La vergogna è che il delitto sia tuttora impunito, non che gli imputati che ne erano accusati siano stati assolti. Lo scandalo è che Cucchi sia stato picchiato a sangue dopo l'arresto e che non esistano prove o testimonianze servibili su quella manciata di giorni, in cui, trattenuto nelle "mani dello Stato", ha incrociato un centinaio di "rappresentanti dello Stato" (tanti ne ha contati nella sua minuziosa ricostruzione il senatore Manconi), nessuno dei quali sia in grado oggi di dire cosa sia successo, pur avendolo molti o visto o fatto succedere.

giustizia

A condividere moralmente la responsabilità della vergogna non può essere chiamata ex post una corte che si sia rifiutata di pescare nel mucchio degli implicati o nel cerchio stretto dei più credibili sospetti il colpevole cui far pagare l'onta dello Stato e l'orrore del delitto. Il Presidente della Corte di Appello di Roma, Luciano Panzani, ha spiegato perfettamente che questo non avrebbe riparato né risarcito il torto, ma avrebbe aggiunto "orrore ad obbrobrio". Però in Italia la militanza per le ragioni del diritto sembra più agevole quando ai giudici è richiesto di vendicare l'ingiustizia, anche a costo di macchiarsene, più che di amministrare la giustizia, secondo le sue regole certe e non secondo il suo fine esemplare, che è per definizione incerto - visto che chiunque è disposto a prestarne uno più nobile, più necessario, più "democratico".

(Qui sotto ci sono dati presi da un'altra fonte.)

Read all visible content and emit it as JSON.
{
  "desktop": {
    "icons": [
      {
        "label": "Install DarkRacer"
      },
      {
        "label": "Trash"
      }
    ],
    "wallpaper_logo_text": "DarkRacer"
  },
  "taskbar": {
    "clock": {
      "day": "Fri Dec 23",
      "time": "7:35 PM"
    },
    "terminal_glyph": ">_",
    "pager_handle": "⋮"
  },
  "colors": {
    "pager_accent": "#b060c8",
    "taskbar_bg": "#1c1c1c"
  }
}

Un giudice che non abbia ravvisato sufficienti le prove per ritenere dimostrata la responsabilità penale dei singoli imputati per le singole responsabilità contestate non è affatto complice del delitto. Non è lui a lasciarlo impunito. Un delitto certo implica altrettanto certamente un colpevole, ma non esige affatto una condanna. A mettere in dubbio la natura delittuosa della morte di Cucchi sono pochissimi e pochissimo credibili difensori dell'impunità, ma per fortuna non fanno opinione. Continua a fare opinione invece la tesi secondo cui sarebbe stato molto meglio se quella corte le prove se le fosse fatte bastare, senza andare troppo per il sottile.

Ora che la Procura di Roma annuncia la disponibilità a riaprire le indagini, bisognerebbe culturalmente riaprire anche questo secondo caso e contendere ai teorici della condanna a prescindere la rappresentanza della causa dei deboli e delle vittime dell'ingiustizia "di Stato". È una cosa altrettanto urgente, a nostro modesto avviso. Le bastonate nei tribunali sono intollerabili quanto quelle nelle celle, anche quando le prime servono a vendicare le seconde.